Distillation of Deep Reinforcement Learning Models Using Fuzzy Inference Systems

Recently, significant progress has been made in the field of Deep Reinforcement Learning, with advances in a wide variety of application domains, such as arcade game playing, continuous control, and the game of Go. Many of these advances have been made using deep neural networks, which are widely regarded as black boxes.

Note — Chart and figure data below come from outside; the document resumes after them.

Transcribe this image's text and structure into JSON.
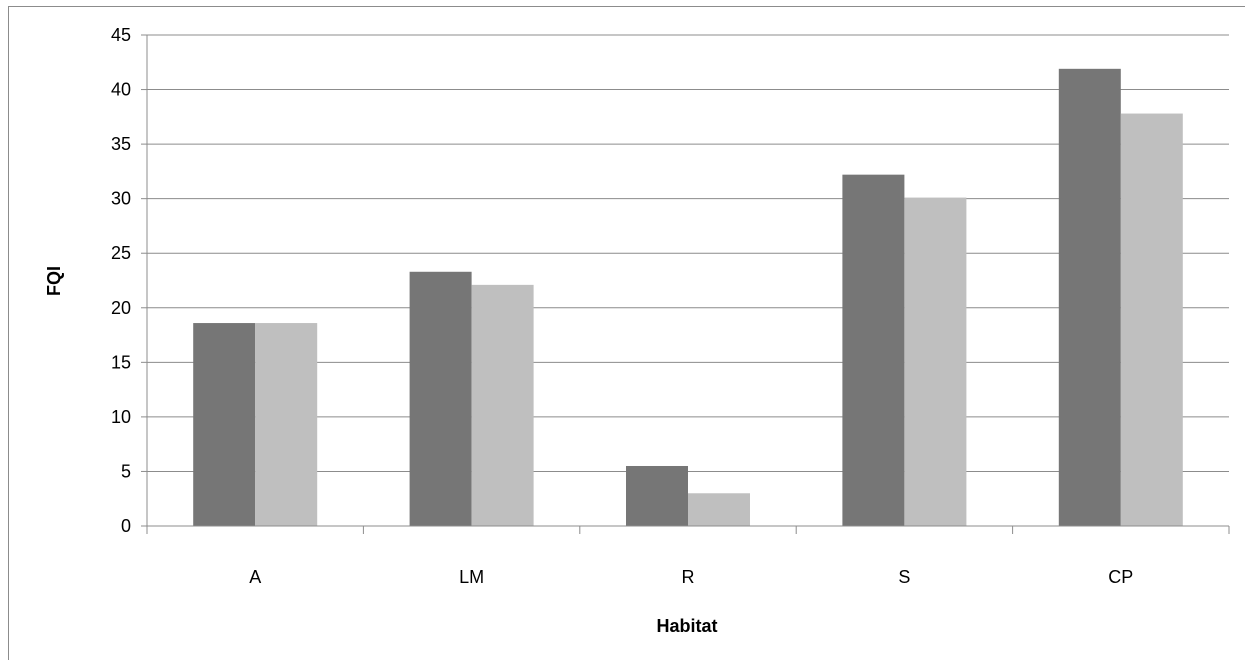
{
  "chart_data": {
    "type": "bar",
    "title": "",
    "xlabel": "Habitat",
    "ylabel": "FQI",
    "categories": [
      "A",
      "LM",
      "R",
      "S",
      "CP"
    ],
    "series": [
      {
        "color": "#767676",
        "values": [
          18.6,
          23.3,
          5.5,
          32.2,
          41.9
        ]
      },
      {
        "color": "#bfbfbf",
        "values": [
          18.6,
          22.1,
          3.0,
          30.1,
          37.8
        ]
      }
    ],
    "ylim": [
      0,
      45
    ],
    "yticks": [
      "0",
      "5",
      "10",
      "15",
      "20",
      "25",
      "30",
      "35",
      "40",
      "45"
    ],
    "ytick_values": [
      0,
      5,
      10,
      15,
      20,
      25,
      30,
      35,
      40,
      45
    ],
    "grid": true,
    "legend": "none"
  }
}
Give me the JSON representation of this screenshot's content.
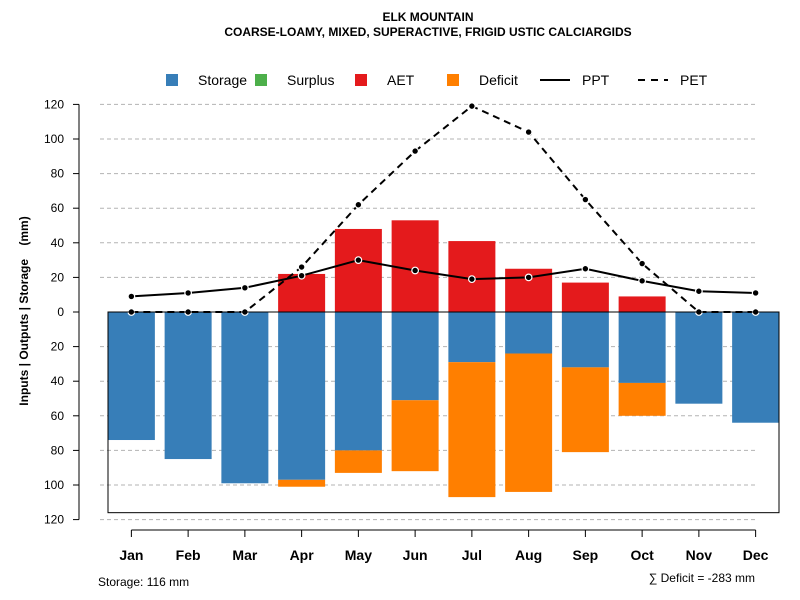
{
  "chart_data": {
    "type": "bar",
    "title": "ELK MOUNTAIN",
    "subtitle": "COARSE-LOAMY, MIXED, SUPERACTIVE, FRIGID USTIC CALCIARGIDS",
    "ylabel": "Inputs | Outputs | Storage    (mm)",
    "categories": [
      "Jan",
      "Feb",
      "Mar",
      "Apr",
      "May",
      "Jun",
      "Jul",
      "Aug",
      "Sep",
      "Oct",
      "Nov",
      "Dec"
    ],
    "y_ticks": [
      "120",
      "100",
      "80",
      "60",
      "40",
      "20",
      "0",
      "20",
      "40",
      "60",
      "80",
      "100",
      "120"
    ],
    "ylim": [
      -120,
      120
    ],
    "legend": [
      {
        "name": "Storage",
        "kind": "box",
        "color": "#377eb8"
      },
      {
        "name": "Surplus",
        "kind": "box",
        "color": "#4daf4a"
      },
      {
        "name": "AET",
        "kind": "box",
        "color": "#e41a1c"
      },
      {
        "name": "Deficit",
        "kind": "box",
        "color": "#ff7f00"
      },
      {
        "name": "PPT",
        "kind": "line",
        "color": "#000000"
      },
      {
        "name": "PET",
        "kind": "dashed",
        "color": "#000000"
      }
    ],
    "series": [
      {
        "name": "AET",
        "values": [
          0,
          0,
          0,
          22,
          48,
          53,
          41,
          25,
          17,
          9,
          0,
          0
        ]
      },
      {
        "name": "Storage",
        "values": [
          74,
          85,
          99,
          97,
          80,
          51,
          29,
          24,
          32,
          41,
          53,
          64
        ]
      },
      {
        "name": "Deficit",
        "values": [
          0,
          0,
          0,
          4,
          13,
          41,
          78,
          80,
          49,
          19,
          0,
          0
        ]
      },
      {
        "name": "Surplus",
        "values": [
          0,
          0,
          0,
          0,
          0,
          0,
          0,
          0,
          0,
          0,
          0,
          0
        ]
      },
      {
        "name": "PPT",
        "values": [
          9,
          11,
          14,
          21,
          30,
          24,
          19,
          20,
          25,
          18,
          12,
          11
        ]
      },
      {
        "name": "PET",
        "values": [
          0,
          0,
          0,
          26,
          62,
          93,
          119,
          104,
          65,
          28,
          0,
          0
        ]
      }
    ],
    "storage_capacity": 116,
    "footer_left": "Storage: 116 mm",
    "footer_right": "∑ Deficit = -283 mm"
  }
}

This means that the inner workings of a deep neural network are hard to understand, making interpretation of the learned policy by humans a difficult task. However, interpretability is a critical property of machine learning models in many application domains, including legal and medical applications. In this work, we use policy distillation [1] to distill the learned policy from a deep Q-network to an ANFIS controller [2]. The advantage of neuro-fuzzy controllers such as ANFIS is that they can be trained much like a neural network, but can be much more interpretable. This interpretability is not intrinsic to the model however, and specific precautions must be taken to ensure that the result is as interpretable as possible. For this reason, we extend the original policy distillation algorithm with a pre-processing and a post-processing step to maximize model interpretability [3].

[1]  Jyh-Shing Roger Jang,et al.  ANFIS: adaptive-network-based fuzzy inference system , 1993, IEEE Trans. Syst. Man Cybern..

[2]  Rui Pedro Paiva,et al.  Interpretability and learning in neuro-fuzzy systems , 2004, Fuzzy Sets Syst..

[3]  Razvan Pascanu,et al.  Policy Distillation , 2015, ICLR.